Estos nombres han variado con el tiempo y no son uniformes en todas las localidades. Así la pieza de colgante, que es una de las más numerosas y antiguas, ha tenido diversas denominaciones en conformidad a su hechura, ya sea de una sola faja de láminas unidas, ya de dos, tres o cuatro; ya sea las fajas de canutillos o de placas rectangulares, cuadradas o de trapezoides.

La pieza más generalizada entre los indios ha sido el prendedor, que a su carácter de adorno une el de la utilidad, pues sirve para prender el chamal o chal de las mujeres. Los introdujeron a las provincias del norte los invasores peruanos y de ahí pasó a los araucanos, seguramente después de la conquista española.

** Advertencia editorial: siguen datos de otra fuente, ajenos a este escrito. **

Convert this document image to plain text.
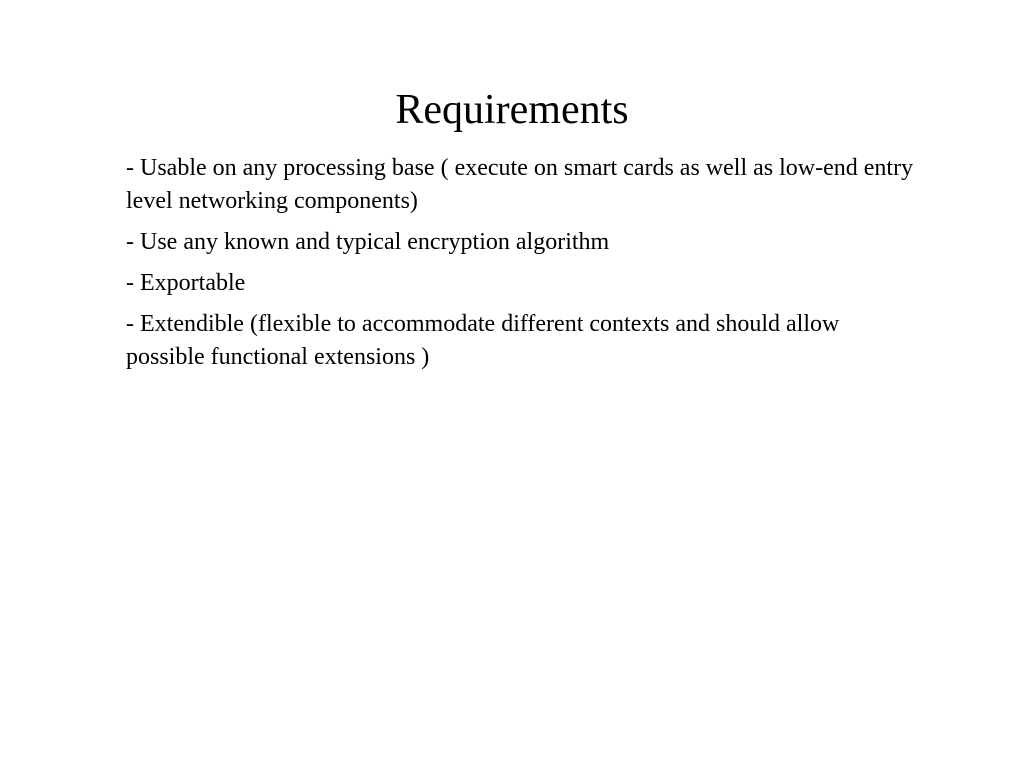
Requirements
- Usable on any processing base ( execute on smart cards as well as low-end entry level networking components)
- Use any known and typical encryption algorithm
- Exportable
- Extendible (flexible to accommodate different contexts and should allow possible functional extensions )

Se conocían entre los aymarás bolivianos y los quichuas del Perú con el nombre de tupu, que conservó en Chile, denominación que se aplicaba también en esas naciones indígenas como medida lineal, de diversa extensión, pero más generalmente como un cuarto de legua.

Allá como aquí han sido esféricos y de discos. Los araucanos llaman ahora a los primeros ponson acucha y a los segundos simplemente ponson. El tamaño de los dos es variable, desde la forma diminuta hasta la exagerada; ésta ha sido la de mayor lujo. El prendedor de disco suele llevar algún grabado en líneas o en relieve. El globular se compone de dos hemisferios perfectamente soldados que forman una línea ecuatorial saliente; en la parte superior lleva colgada la cruz americana, tan común con carácter simbólico en los tejidos, en la cerámica y adornos de todos los pueblos indígenas del continente en posesión de una cultura ya adelantada.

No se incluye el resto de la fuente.